According to Downing Street, schools and nurseries can stay open Tier 4 – but will see a staggered return from the Christmas break.
The government said: “Schools and colleges will remain open during term time in tier 4 areas. The government will continue to prioritise the wellbeing and long-term futures of our young people.
"It remains very important for children and young people to attend, to support their wellbeing and education and help working parents and guardians.
“Senior clinicians still advise that school is the best place for children to be, and so they should continue to go to school during term time.”
Boris Johnson confirmed that travelling to Tier 4 areas for education would be permitted when he announced London and the south east would be placed under the tight restrictions on December 20, 2020.
When do schools return after Christmas bank holiday?
A staggered return to schools will begin on January 4 with primary school kids and pupils in Year 11 and Year 13 who are preparing for GCSEs and A-Levels.
This will be followed by vulnerable children and children of critical workers.
This includes Tier 4 areas with Downing Street pledging to roll out mass testing for hard-hit areas in London and the South East to help suppress the spread of the bug.
Cabinet Office minister Michael Gove has said the Government is still set on staggering the reopening of schools as planned, but he also warned of "trade-offs".
He told Times Radio: "We do keep things under review, and we'll be talking to head teachers and teachers in the next 24, 48 hours just to make sure that our plans… are really robust."
He said: "It is our intention to make sure we can get children back to school as early as possible. But we all know that there are trade-offs.
"As a country we have decided – and I think this is the right thing to do – that we prioritise children returning to school.
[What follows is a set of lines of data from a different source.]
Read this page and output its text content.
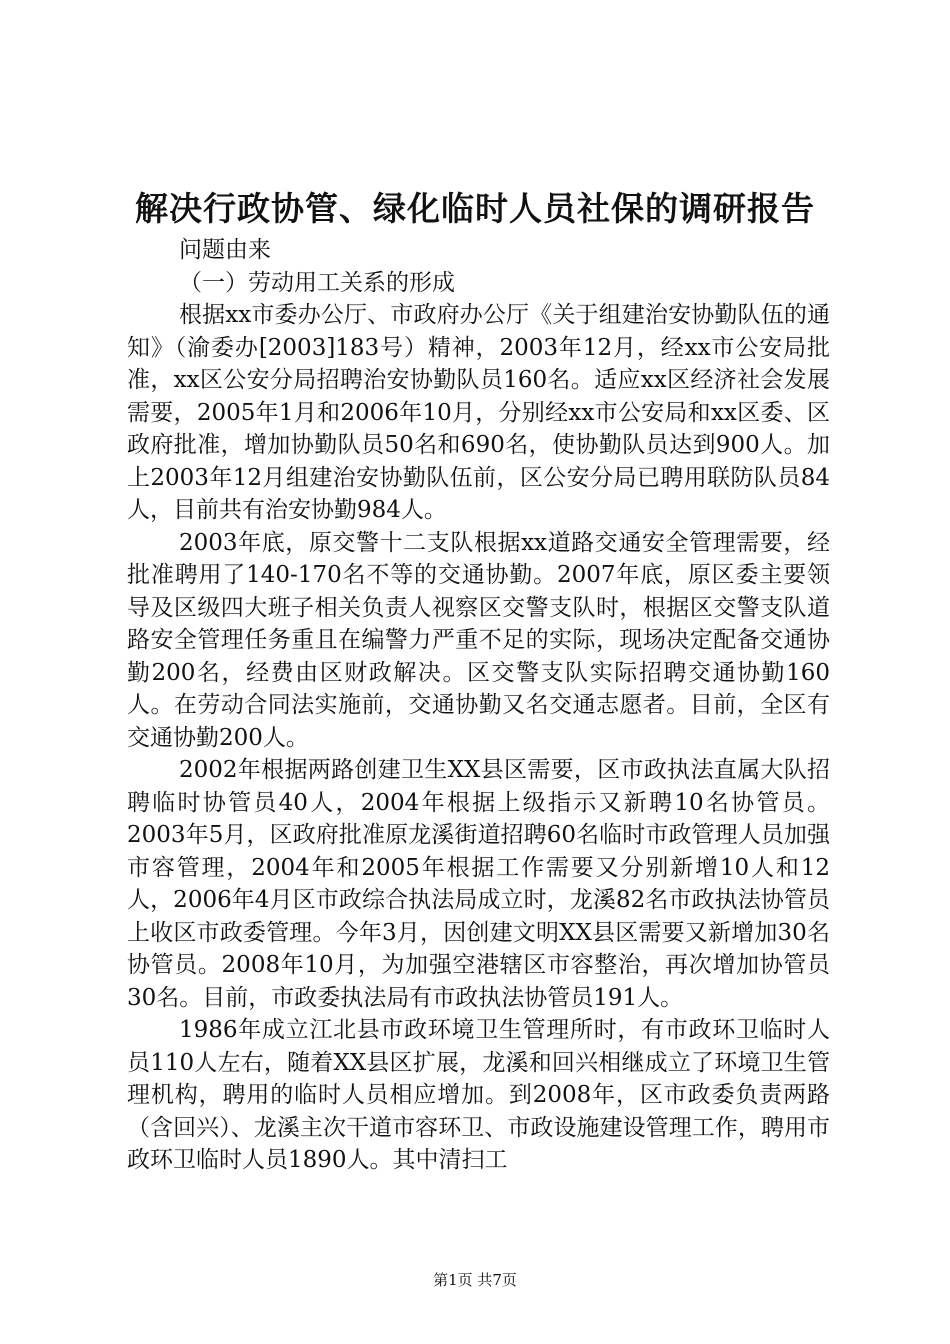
解决行政协管、绿化临时人员社保的调研报告

问题由来

（一）劳动用工关系的形成

根据xx市委办公厅、市政府办公厅《关于组建治安协勤队伍的通知》（渝委办[2003]183号）精神，2003年12月，经xx市公安局批准，xx区公安分局招聘治安协勤队员160名。适应xx区经济社会发展需要，2005年1月和2006年10月，分别经xx市公安局和xx区委、区政府批准，增加协勤队员50名和690名，使协勤队员达到900人。加上2003年12月组建治安协勤队伍前，区公安分局已聘用联防队员84人，目前共有治安协勤984人。

2003年底，原交警十二支队根据xx道路交通安全管理需要，经批准聘用了140-170名不等的交通协勤。2007年底，原区委主要领导及区级四大班子相关负责人视察区交警支队时，根据区交警支队道路安全管理任务重且在编警力严重不足的实际，现场决定配备交通协勤200名，经费由区财政解决。区交警支队实际招聘交通协勤160人。在劳动合同法实施前，交通协勤又名交通志愿者。目前，全区有交通协勤200人。

2002年根据两路创建卫生XX县区需要，区市政执法直属大队招聘临时协管员40人，2004年根据上级指示又新聘10名协管员。2003年5月，区政府批准原龙溪街道招聘60名临时市政管理人员加强市容管理，2004年和2005年根据工作需要又分别新增10人和12人，2006年4月区市政综合执法局成立时，龙溪82名市政执法协管员上收区市政委管理。今年3月，因创建文明XX县区需要又新增加30名协管员。2008年10月，为加强空港辖区市容整治，再次增加协管员30名。目前，市政委执法局有市政执法协管员191人。

1986年成立江北县市政环境卫生管理所时，有市政环卫临时人员110人左右，随着XX县区扩展，龙溪和回兴相继成立了环境卫生管理机构，聘用的临时人员相应增加。到2008年，区市政委负责两路（含回兴）、龙溪主次干道市容环卫、市政设施建设管理工作，聘用市政环卫临时人员1890人。其中清扫工

第1页 共7页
"But we have a new strain and it is also the case that we have also had, albeit in a very limited way, Christmas mixing, so we do have to remain vigilant."
Mr Gove warned current plans could be changed amid reviews, with longer periods of enforced online learning as a possibility.
In Scotland, pupils will not return to school on January 11 as planned.
Students will instead use online learning until at least January 18, First Minister Nicola Sturgeon confirmed.
What coronavirus measures are in place in schools?
The guidance for schools to help stem transmission remains the same as before.
Measures already being used by schools include hand sanitiser stations, one-way systems and staggered break times.
Social distancing is also advised wherever possible for older students, with younger children encouraged to mix in small groups or “bubbles”
In schools and colleges where year 7 and above are educated, the government said face coverings should be worn by both staff and pupils when indoors.
Pupils in England and Wales must also wear face masks in communal areas.
Secondary schools in England will be offered “access to additional coronavirus testing from the first week of January”, according to the Goverment website.
The website reads: “This will help deliver the national priority of keeping as many pupils and teachers as possible in school beyond the start of term, minimising the spread of the virus and disruption caused by coronavirus cases arising in education settings."
If a pupil tests positive, they must be sent home to self-isolate for ten days.
The school must then contact their local public health protection team – who will advise on other pupils or staff who should be sent home.